Alas, a Great Hunt

March 5, 2008
By Hailey Budnick, Missouri City, TX

There comes a day when all of your work pays off. When the alarm clocks set to four a.m., the aching quads, and the muscle-relaxing ice baths all become worth while. For some this day never comes, and their hard work seems to have been a waste. For the others, an experience comes along that summons a fiery passion within.

Competitive swimming is like a game of cat and mouse, where the mouse is the time you long for, the winning time, and the cats are the swimmers chasing that time. It was a beautiful night for chasing mice, our entire team thought so. We all gathered in a foreign swimming natatorium in Corpus Christi, Texas. It was our last meet of our travel trip. In fact, it was the last meet of the season, and my last chance to shine. I was swimming one event and one event only, the 500 yard freestyle. Twenty glorious laps of pain, agony, and lately, defeat. I wanted a change to change all of that, and my chance was coming up next race.

I look at the cats lined up alongside the pool. Shivers roll up and down my spine while butterflies try to escape my belly. I hear a voice over the intercom announcing my event. I’ve waited since warm ups, two hours ago, for this moment. I hear the loud, diffused voice of the starter exclaim, “To the blocks”. Obediently, my feline competitors nervously step to a block that is perfectly elevated above the water. I stand, head practically to my toes, waiting. Waiting for the flag to be drawn, for the buzzer to soound. Waiting, to see my mouse. I hang there, vulnerable, thinking of the times I’ve gotten, and the time I want. I want to drop four seconds. Four whole seconds away from my goal time. Four seconds to make every sprint my coach has ever tortured me with, worth it. Four seconds to love this sport again, to respect this sport again.

In the midst of all of my thinking, I spot something. I see the flag drawn, I hear the buzzer sound. My mouse has shown its face. My first lap I pace myself, for my ultimate goal is far too distant in the race to see. As I catch up to my goal, I speed up in excitement. I look side to side at my competitors. They have their fangs quivering and their claws out. They want what I want, they want my mouse. Just like a ferocious pounce after an idled pace, I begin to pick up speed. I can faintly hear my coach screaming at my sudden burst of energy. My struggle with the water ends almost as abruptly as it came. Water is no longer my enemy, but my accomplice. It lifted my pain and exhaustion away and fed my determination like fuel to a fire. My sprints got faster and faster, this mouse was mine, and only mine. I see its tail in front of me, and my paws reach farther and farther with every stroke. At last, I clench its tail between my claws. I glance at my time on the score board.

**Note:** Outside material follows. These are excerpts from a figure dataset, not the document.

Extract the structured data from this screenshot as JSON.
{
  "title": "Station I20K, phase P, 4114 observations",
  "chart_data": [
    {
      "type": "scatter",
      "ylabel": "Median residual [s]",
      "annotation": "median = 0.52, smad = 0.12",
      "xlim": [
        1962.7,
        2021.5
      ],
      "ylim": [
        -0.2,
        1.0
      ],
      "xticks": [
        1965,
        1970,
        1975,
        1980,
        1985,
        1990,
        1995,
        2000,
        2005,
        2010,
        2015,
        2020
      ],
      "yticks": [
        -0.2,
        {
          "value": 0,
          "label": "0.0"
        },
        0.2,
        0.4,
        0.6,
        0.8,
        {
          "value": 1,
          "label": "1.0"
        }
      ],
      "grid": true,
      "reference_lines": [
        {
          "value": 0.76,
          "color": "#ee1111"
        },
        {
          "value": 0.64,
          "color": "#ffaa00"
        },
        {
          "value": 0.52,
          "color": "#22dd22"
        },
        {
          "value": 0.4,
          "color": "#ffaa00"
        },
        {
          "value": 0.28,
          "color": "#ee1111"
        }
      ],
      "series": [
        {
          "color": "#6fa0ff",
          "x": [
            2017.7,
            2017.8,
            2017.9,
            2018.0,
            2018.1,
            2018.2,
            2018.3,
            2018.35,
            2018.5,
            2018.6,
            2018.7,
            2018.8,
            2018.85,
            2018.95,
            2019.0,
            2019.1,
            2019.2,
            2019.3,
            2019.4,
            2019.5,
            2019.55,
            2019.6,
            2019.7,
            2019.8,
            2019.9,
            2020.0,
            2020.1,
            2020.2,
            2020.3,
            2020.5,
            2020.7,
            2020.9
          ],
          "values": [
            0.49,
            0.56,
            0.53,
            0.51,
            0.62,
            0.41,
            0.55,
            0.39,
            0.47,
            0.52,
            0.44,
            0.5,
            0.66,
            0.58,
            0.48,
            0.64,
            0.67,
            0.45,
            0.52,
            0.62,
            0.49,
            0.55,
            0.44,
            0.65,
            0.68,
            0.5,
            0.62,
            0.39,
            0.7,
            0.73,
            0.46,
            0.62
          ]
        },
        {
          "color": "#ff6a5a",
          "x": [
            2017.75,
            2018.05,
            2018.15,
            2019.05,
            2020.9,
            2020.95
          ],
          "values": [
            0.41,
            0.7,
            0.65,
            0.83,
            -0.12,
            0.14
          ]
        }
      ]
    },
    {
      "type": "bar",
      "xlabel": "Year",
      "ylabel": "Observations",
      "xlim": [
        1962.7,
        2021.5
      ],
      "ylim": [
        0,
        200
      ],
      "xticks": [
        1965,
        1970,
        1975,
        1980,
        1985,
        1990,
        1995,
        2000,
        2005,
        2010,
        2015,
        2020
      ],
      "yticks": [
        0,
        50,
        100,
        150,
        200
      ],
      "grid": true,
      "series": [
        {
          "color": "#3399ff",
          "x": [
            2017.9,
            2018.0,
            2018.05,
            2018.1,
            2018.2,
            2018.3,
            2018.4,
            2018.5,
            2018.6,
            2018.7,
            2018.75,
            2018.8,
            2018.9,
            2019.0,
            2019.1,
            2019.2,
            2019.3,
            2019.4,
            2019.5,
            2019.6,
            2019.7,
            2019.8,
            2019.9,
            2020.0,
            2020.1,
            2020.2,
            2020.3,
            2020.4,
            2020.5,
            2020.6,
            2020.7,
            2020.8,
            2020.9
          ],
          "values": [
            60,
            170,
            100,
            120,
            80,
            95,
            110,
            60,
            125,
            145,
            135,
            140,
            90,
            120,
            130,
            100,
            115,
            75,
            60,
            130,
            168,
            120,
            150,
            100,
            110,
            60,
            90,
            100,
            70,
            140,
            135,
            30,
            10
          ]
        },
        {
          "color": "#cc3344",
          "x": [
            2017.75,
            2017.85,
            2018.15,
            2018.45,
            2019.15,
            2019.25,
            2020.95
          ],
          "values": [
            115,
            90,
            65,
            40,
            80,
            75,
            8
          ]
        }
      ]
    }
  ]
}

I did not catch the mouse I worked so hard for, the four second mouse. But instead I caught the much larger, eighteen second mouse. I was crazed with glee as I hopped out of the water and danced merrily. My coach could hardly keep from piddling, and my friends were screaming louder than ever. I glanced at my competitors as the climbed out of the water slowly, drenched to the scalp. Many of them crawled to the edge to lick their battle wounds, the wounds of defeat.

This accomplishment will surely feed me for many moons, which is a good thing given that this was my last mouse hunt of the season. This meet was all that I dreamt for, and so much more. For so many times I had tried and failed, I had grown to detest the game itself. I had worked so hard, for so long. It had all paid off. This earned swimming the credit, respect, and love it deserved back. It earned me the credit and respect back. Everybody agreed as I finally said, “Alas, a great mouse hunt!”